Synapse is the server that's normally used and can be installed pretty easily: https://matrix-org.github.io/synapse/latest/setup/installation.html

There's a list of public servers here: https://joinmatrix.org/servers/

But be careful if it's for a company, public servers might go down.

As frontend you can also use the Element clients or web interface, they are completely free.

[-] SirShanova@lemmy.world 1 points 1 year ago

No Windows server solutions? Synapse has Docker but I’ve had a hell of a time getting it up on my Win Server 2016 install.

[-] domi@lemmy.secnd.me 1 points 1 year ago

I don't think Windows server is officially supported by Synapse so Docker, WSL or a Linux VM are probably your only chances.

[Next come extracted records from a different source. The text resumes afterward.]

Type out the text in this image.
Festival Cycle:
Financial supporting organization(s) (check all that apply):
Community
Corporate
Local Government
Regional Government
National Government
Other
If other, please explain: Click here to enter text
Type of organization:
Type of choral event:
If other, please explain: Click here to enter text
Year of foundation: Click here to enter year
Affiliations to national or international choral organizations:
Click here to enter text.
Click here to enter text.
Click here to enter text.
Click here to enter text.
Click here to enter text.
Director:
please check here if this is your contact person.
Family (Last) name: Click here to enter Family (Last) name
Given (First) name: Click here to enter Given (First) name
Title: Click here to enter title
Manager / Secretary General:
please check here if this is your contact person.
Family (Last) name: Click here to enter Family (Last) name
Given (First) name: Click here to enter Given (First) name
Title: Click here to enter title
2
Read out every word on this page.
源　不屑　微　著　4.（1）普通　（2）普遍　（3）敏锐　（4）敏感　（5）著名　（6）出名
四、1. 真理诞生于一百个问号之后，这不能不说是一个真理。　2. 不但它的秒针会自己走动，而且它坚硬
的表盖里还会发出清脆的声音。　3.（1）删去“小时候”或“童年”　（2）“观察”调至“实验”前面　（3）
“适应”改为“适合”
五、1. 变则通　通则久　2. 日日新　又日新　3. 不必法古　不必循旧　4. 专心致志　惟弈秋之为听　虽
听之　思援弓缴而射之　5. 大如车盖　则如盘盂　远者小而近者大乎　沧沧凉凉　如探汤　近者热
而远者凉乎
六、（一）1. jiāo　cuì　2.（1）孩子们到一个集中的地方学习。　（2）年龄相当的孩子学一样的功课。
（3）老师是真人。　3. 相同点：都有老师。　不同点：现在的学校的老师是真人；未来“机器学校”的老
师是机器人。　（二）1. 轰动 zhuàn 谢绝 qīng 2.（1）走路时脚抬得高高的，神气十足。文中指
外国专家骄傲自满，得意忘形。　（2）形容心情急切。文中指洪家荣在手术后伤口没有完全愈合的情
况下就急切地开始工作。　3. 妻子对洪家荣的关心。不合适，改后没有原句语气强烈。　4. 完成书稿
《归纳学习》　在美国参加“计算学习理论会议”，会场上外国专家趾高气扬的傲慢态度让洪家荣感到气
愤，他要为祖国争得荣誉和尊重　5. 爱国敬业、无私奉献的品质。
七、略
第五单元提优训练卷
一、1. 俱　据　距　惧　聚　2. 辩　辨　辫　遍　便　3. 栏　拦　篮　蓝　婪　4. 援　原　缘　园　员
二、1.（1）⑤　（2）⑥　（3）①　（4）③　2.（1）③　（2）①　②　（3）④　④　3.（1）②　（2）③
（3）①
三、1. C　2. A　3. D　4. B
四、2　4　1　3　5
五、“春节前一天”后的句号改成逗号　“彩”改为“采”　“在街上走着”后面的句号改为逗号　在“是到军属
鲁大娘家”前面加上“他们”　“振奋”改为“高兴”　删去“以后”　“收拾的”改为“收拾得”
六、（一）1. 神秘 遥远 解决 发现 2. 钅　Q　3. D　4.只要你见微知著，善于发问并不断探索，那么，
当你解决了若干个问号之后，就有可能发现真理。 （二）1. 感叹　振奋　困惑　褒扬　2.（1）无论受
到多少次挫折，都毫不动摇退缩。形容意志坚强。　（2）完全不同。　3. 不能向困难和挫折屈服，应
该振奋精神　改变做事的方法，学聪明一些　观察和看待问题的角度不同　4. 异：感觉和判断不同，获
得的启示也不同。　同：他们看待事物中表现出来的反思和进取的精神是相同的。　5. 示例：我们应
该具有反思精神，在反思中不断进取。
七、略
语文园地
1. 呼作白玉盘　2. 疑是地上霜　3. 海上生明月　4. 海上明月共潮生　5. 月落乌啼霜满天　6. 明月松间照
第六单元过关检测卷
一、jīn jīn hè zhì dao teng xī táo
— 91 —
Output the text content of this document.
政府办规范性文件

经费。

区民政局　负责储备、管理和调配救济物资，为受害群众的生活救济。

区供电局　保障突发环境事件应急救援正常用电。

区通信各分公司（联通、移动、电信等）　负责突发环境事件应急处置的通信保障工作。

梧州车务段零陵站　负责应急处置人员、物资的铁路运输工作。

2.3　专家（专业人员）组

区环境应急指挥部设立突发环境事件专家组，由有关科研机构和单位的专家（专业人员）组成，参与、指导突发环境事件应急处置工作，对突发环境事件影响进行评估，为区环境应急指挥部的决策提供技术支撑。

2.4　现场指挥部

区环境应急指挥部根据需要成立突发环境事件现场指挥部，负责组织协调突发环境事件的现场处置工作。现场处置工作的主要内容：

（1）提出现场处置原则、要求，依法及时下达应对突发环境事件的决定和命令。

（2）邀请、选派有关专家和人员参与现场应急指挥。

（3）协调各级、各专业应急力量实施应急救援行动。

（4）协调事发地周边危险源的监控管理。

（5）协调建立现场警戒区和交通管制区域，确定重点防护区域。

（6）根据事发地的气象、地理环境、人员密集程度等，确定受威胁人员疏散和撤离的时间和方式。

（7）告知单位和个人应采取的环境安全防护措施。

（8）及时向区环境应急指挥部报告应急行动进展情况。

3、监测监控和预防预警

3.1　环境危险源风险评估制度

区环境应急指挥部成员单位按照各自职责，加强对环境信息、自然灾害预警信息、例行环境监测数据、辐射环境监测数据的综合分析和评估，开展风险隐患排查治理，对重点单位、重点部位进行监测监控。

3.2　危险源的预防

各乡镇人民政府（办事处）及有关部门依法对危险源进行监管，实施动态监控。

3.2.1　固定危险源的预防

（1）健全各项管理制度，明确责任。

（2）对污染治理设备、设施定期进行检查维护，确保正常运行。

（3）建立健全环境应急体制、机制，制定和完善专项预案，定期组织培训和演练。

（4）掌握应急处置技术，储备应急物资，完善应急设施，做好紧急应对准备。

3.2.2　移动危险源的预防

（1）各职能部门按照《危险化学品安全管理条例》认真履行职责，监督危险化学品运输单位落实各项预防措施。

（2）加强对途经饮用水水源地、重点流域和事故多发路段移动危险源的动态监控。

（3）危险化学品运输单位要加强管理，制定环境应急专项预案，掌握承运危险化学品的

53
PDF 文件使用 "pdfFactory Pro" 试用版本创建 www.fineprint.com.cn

[-] speck@kbin.social 1 points 1 year ago

Thank you. I think in my (ill-educated, poorly framed) original question, I think I was seeing if there were recommendations from the list on joinmatrix.org/servers/ I see that some are green-lit for privacy while others aren't.

This team isn't enterprise level or anything and I'm just looking to elevate them from emails to, originally, Slack. They're not sharing state secrets or anything, but are inconsistent about sharing client information that while not necessarily directly identifiable, should be kept under a tighter lid than it currently is.